As Iran commemorates the fallen, Ali Khamenei’s attempt to erase the word “protester” only deepens the regime’s moral isolation

 

The fortieth day after the martyrdom of those killed in the January 2026 demonstrations is not merely a moment of mourning. In Iranian culture, the fortieth day — chehelom — marks a profound social and moral reckoning. It is a collective return to memory, a renewed confrontation with injustice, and a reaffirmation that blood shed in the struggle for dignity cannot be erased by decree.

This year’s commemoration unfolds against an open wound. Iranian society is still searching for freedom, democracy, equality, justice, and human dignity. The memory of those who took to the streets in January remains vivid — not as an abstract political episode, but as lived experience, recorded in countless videos, testimonies, and graves.

Yet instead of acknowledgment, the regime has chosen distortion.

The Politics of Erasure

In his remarks about the events of January 8 and 9, Iran regime’s Supreme Leader Ali Khamenei divided the dead into four categories: “mercenary coup plotters,” “security defenders,” “neutral bystanders,” and “the deceived.”

This classification is not an analytical framework; it is a political maneuver. It is an attempt to dissolve a mass uprising into administrative labels and to deny the existence of millions who protested in the streets.
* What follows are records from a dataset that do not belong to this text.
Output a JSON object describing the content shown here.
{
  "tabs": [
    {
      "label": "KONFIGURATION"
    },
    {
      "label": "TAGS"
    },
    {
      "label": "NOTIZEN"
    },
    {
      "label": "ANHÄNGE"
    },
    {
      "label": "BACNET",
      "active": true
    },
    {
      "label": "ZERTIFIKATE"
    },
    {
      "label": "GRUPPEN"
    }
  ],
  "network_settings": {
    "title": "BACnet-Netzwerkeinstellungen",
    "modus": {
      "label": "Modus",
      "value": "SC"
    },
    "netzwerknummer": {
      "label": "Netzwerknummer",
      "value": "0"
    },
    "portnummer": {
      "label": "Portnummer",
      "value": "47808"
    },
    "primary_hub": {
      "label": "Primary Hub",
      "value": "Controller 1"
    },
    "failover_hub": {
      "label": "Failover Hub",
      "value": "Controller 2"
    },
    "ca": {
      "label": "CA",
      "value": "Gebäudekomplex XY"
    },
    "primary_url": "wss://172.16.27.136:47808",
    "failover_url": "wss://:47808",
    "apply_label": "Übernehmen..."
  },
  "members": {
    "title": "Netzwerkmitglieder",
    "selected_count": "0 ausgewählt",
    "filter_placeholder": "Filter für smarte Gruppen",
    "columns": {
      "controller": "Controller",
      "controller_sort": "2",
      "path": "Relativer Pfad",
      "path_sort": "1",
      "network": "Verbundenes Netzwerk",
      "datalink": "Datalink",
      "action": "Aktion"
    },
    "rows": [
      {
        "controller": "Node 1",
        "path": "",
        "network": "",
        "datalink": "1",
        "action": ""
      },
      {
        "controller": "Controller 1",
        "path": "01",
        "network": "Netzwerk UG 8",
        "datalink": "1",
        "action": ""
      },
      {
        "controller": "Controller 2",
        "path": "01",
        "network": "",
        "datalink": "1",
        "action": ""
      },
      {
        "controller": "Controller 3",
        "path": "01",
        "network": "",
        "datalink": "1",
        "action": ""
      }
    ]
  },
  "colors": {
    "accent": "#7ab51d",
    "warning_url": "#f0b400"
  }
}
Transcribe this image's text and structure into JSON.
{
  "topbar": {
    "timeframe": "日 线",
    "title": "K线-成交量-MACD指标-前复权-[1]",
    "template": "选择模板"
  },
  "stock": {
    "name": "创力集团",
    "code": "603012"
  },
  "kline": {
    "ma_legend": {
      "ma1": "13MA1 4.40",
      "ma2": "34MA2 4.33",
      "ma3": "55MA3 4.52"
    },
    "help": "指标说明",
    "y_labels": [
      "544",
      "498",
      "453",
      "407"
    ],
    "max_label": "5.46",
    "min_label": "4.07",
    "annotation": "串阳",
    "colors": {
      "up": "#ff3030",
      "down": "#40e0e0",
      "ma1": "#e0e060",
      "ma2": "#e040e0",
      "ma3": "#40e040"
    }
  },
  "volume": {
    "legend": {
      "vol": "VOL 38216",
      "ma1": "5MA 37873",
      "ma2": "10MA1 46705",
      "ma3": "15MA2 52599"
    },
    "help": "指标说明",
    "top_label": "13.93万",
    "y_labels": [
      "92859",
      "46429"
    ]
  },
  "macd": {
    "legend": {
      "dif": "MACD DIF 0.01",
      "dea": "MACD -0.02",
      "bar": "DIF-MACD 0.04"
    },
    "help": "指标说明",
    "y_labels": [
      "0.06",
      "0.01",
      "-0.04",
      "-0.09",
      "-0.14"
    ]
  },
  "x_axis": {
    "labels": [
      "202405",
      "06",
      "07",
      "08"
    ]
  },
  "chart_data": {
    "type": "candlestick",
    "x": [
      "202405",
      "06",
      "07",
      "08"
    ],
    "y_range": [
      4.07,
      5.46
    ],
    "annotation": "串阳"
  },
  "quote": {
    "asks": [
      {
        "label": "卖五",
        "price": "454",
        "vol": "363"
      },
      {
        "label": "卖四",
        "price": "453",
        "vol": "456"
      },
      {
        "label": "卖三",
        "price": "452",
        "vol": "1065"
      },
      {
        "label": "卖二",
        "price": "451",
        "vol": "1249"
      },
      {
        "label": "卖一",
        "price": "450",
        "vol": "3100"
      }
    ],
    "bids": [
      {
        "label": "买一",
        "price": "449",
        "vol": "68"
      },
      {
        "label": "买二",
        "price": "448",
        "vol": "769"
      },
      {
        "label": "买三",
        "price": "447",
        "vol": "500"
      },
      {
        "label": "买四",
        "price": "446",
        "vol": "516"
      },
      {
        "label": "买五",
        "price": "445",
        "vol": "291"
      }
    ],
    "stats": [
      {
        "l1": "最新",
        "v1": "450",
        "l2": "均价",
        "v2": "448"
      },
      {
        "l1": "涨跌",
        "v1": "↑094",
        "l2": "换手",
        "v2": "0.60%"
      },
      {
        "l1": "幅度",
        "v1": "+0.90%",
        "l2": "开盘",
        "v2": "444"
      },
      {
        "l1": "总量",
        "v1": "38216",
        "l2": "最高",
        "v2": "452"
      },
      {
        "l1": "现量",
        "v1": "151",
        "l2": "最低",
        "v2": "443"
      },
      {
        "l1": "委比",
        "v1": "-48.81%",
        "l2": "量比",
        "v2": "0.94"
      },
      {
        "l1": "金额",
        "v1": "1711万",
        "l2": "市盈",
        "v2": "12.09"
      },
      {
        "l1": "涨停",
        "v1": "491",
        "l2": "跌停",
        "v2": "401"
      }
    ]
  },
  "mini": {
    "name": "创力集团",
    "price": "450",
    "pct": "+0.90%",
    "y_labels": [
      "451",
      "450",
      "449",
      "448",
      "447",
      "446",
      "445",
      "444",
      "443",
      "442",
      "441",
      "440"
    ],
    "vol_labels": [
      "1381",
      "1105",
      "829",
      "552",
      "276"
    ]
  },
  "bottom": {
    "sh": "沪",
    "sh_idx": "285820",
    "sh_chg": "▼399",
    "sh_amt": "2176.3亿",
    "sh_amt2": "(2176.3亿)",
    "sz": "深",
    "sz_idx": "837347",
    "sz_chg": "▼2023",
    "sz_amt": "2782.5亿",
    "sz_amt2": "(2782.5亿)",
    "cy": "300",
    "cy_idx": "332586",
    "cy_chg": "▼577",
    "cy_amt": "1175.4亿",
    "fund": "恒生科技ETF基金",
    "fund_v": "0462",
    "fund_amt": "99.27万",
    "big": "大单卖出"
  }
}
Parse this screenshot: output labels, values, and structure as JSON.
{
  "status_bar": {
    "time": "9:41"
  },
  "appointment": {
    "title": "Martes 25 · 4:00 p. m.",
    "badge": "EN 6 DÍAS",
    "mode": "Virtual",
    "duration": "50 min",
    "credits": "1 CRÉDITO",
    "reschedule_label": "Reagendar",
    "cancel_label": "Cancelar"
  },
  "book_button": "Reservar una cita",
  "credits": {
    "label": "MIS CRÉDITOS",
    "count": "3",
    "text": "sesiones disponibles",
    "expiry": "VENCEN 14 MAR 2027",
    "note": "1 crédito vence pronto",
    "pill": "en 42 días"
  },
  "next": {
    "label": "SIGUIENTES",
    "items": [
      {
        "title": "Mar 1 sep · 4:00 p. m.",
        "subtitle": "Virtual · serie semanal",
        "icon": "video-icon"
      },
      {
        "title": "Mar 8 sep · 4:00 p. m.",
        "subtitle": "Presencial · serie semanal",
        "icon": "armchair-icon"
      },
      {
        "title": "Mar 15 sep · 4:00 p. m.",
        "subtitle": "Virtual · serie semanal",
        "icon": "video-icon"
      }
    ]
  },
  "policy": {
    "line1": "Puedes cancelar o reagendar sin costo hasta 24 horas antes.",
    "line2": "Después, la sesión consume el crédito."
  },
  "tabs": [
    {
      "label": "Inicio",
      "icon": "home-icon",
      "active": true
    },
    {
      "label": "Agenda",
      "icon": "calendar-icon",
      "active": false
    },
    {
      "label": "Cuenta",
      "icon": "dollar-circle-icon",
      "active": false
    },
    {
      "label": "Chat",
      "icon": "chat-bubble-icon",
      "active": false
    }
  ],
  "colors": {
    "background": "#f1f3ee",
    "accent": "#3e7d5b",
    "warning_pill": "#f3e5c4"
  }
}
One question stands glaringly unanswered: among the thousands who came out and lost their lives, was there not even a single “protester”?

Can a movement of such scale and diversity be reduced to prefabricated categories designed by the very authority being challenged? This is not only a political question. It is a moral and national one.

The deliberate omission of the word “protester” from official narratives is telling. Language shapes legitimacy. To remove the term is to deny the agency of citizens who exercised what they saw as their right to social existence in the face of systemic human rights violations.

Denial in the Face of Evidence

The regime’s narrative contradicts what millions witnessed. The heavy weaponry deployed — including DShK and PKM machine guns — was not in the hands of “neutral bystanders.” It was state security forces that fired sustained bursts into crowds and onto sidewalks.

To label victims as “neutral passersby” while refusing to identify those responsible for their deaths is not merely evasive; it is an inversion of accountability.

The effort to frame a nationwide uprising as either foreign conspiracy or misguided confusion underestimates the collective memory of a connected society. In the digital age, state propaganda cannot fully overwrite recorded reality.

Every attempt to manipulate the narrative only amplifies public anger. The more the regime insists that a mass protest did not exist, the more visible its fear of acknowledging it.

A Nation’s Response

If the regime’s strategy is denial, the public’s response has been commemoration.

Across Iran, cemeteries have become spaces of collective affirmation. Chants echo nationwide:
“By the blood of our comrades, we stand until the end.”
“I will kill the one who killed my brother.”

These slogans, replicated by millions across social media platforms, have transformed mourning into civic declaration. The fortieth day has become not a ritual of closure, but a renewal of commitment.

The regime may attempt to dictate terminology within official halls and state-controlled broadcasts. But beyond those walls, society operates on a different register — one shaped by shared loss and shared resolve.

The fortieth day is not simply a cultural tradition. In moments of national trauma, it becomes a referendum on truth.

And in January 2026, that truth is clear: a people rose to assert their rights, and no semantic maneuver can erase their presence.